De la foret à la forge..
Des souvenirs d'enfance sont remontés : ceux du maréchal ferrant qui officiait encore quelques fois au centre du village. Alain s'en souvient aussi.
Ici au 3 rue des chasseurs, à Illzach, la forge est allumée. Le charbon de terre démarrait sa combustion, le réglage du tirage allait s'affiner.
Pas de musique pour commencer, le bruit vient avec la couleur, ici le rouge du métal.
Je suis donc allé travailler le fer, comme une découverte.
Y mettre les mains, serait plus juste, sauf que c'est une pince et un marteau qui les prolongent.
La capacité à se servir d'outil est une des caractéristiques de l'homme.
Me voici donc outillé, et à partir d'un rectangle de fer enrichi au carbone, pour forger un couteau.
L'établi de cet après-midi de travail sera un vénérable enclume. Il répondra aux coups par une action sur l'autre face.
Le beau son de l'enclume ( mais que fait Motorhead ?) remplira une bonne partie de l'après midi.
Je suis accompagné, guidé pour cette découverte d'un maitre de forge : Olivier.

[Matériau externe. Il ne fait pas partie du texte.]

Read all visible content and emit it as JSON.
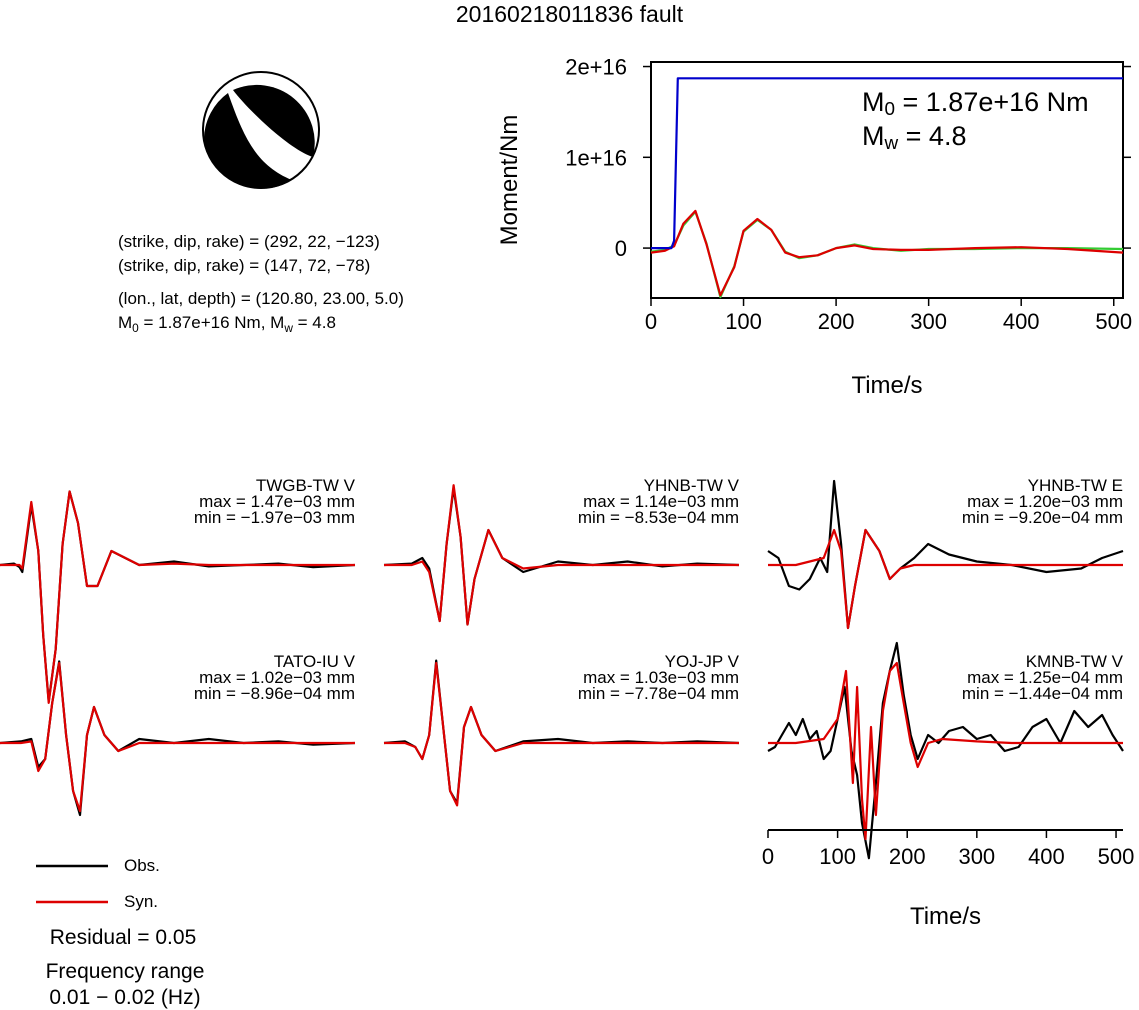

Lui aussi va forger deux couteaux pour que je comprenne comment ça marche déformer du métal.
Forgeons le fer tant qu'il est chaud. J'ai fait faire à ma pièce de nombreux aller-retour entre foyer et enclume.
J'avais dit à Olivier que j'étais pas très manuel, mais voilà il a vite compris que j'étais assez marteau, ce qui va bien aussi.
En fin d'après midi, je suis passé à la ponceuse à bande pour préparer l'affutage, comme un aboutissement, je me suis régalé.
L'orgueil de construire mon propre couteau, est né sur l'enclume d'abord pour allonger affiner la lame.
Puis former la pointe, préparer le tranchant, arrondir le bout qui formera le manche.
Rendre l'acier plus dur par trempage et percer pour les rivets...
Voilà j'irai faire le manche en bois aux ateliers partagés de Steinbach, et encore parfaire l'affutage.
Je me vois bien proposer un bourguignon de sanglier pour l'inaugurer.
Le soir Roméo et Léandre ont choisit : Le géant de Zéralda comme histoire, c'est une histoire d'ogre. Papy regarde : "Il a le même couteau que toi..."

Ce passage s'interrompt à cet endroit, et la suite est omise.